We examined the impact of infection on hepatic and muscle glucose metabolism in dogs adapted to chronic total parenteral nutrition (TPN). Studies were done in five conscious chronically catheterized dogs, in which sampling (artery, portal and hepatic vein, and iliac vein), infusion catheters (inferior vena cava), and Transonic flow probes (hepatic artery, portal vein, and iliac artery) were implanted. Fourteen days after surgery, dogs were placed on TPN. After 5 days of TPN, an infection was induced, and the TPN was continued. The balance of substrates across the liver and limb was assessed on the day before infection (day 0) and 18 (day 1) and 42 h (day 2) after infection. On day 0, the liver was a marked net consumer of glucose (4.3 +/- 0.6 mg. kg-1. min-1) despite near normoglycemia (117 +/- 5 mg/dl) and only mild hyperinsulinemia (16 +/- 2 microU/ml). In addition, the majority (79 +/- 13%) of the glucose taken up by the liver was released as lactate (34 +/- 6 micromol. kg-1. min-1). After infection, net hepatic glucose uptake decreased markedly on day 1 (1.6 +/- 0.9 mg. kg-1. min-1) and remained suppressed on day 2 (2.4 +/- 0.5 mg. kg-1. min-1). Net hepatic lactate output also decreased on days 1 and 2 (15 +/- 5 and 12 +/- 3 micromol. kg-1. min-1, respectively). This occurred despite increases in arterial plasma glucose on days 1 and 2 (135 +/- 9 and 144 +/- 9 mg/dl, respectively) and insulin levels on days 1 and 2 (57 +/- 14 and 34 +/- 9 microU/ml, respectively). In summary, the liver undergoes a profound adaptation to TPN, making it a major site of glucose disposal and conversion to lactate. Infection impairs hepatic glucose uptake, forcing TPN-derived glucose to be removed by peripheral tissues.

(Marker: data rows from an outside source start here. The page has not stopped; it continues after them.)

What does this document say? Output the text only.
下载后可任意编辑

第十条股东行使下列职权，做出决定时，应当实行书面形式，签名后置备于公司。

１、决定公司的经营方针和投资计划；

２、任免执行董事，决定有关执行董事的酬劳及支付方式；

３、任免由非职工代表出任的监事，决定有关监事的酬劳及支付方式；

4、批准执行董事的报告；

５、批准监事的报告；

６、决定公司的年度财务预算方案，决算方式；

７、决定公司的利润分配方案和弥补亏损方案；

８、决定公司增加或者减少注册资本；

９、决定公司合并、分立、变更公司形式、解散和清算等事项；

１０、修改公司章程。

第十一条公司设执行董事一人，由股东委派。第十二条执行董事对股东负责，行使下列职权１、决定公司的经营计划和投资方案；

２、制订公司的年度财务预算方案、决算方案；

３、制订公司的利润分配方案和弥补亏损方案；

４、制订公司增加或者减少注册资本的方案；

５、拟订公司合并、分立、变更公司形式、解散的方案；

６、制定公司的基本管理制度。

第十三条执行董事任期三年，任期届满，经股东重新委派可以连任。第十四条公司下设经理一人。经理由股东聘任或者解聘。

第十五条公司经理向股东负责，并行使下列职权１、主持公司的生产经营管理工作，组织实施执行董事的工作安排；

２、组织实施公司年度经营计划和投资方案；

我们研究了感染对适应慢性全胃肠外营养(TPN)的犬肝脏和肌肉葡萄糖代谢的影响。对五只清醒的长期留置导管的犬进行了研究,在这些犬身上植入了采样导管(动脉、门静脉、肝静脉和髂静脉)、输液导管(下腔静脉)以及Transonic血流探头(肝动脉、门静脉和髂动脉)。手术后14天,给犬实施TPN。TPN治疗5天后,诱发感染,并继续进行TPN治疗。在感染前一天(第0天)以及感染后18小时(第1天)和42小时(第2天)评估肝脏和肢体的底物平衡。在第0天,尽管血糖接近正常(117±5mg/dl)且仅有轻度高胰岛素血症(16±2μU/ml),肝脏仍是显著的葡萄糖净消耗器官(4.3±0.6mg·kg⁻¹·min⁻¹)。此外,肝脏摄取的大部分葡萄糖(79±13%)以乳酸形式释放(34±6μmol·kg⁻¹·min⁻¹)。感染后,肝脏葡萄糖净摄取在第1天显著下降(1.6±0.9mg·kg⁻¹·min⁻¹),并在第2天持续受到抑制(2.4±0.5mg·kg⁻¹·min⁻¹)。肝脏乳酸净输出在第1天和第2天也下降(分别为15±5和12±3μmol·kg⁻¹·min⁻¹)。尽管第1天和第2天动脉血浆葡萄糖水平升高(分别为135±9和144±9mg/dl)以及胰岛素水平升高(分别为57±14和34±9μU/ml),这种情况仍发生。总之,肝脏对TPN会发生深刻的适应性变化,使其成为葡萄糖处置和转化为乳酸的主要场所。感染会损害肝脏对葡萄糖的摄取,迫使TPN来源的葡萄糖被外周组织清除。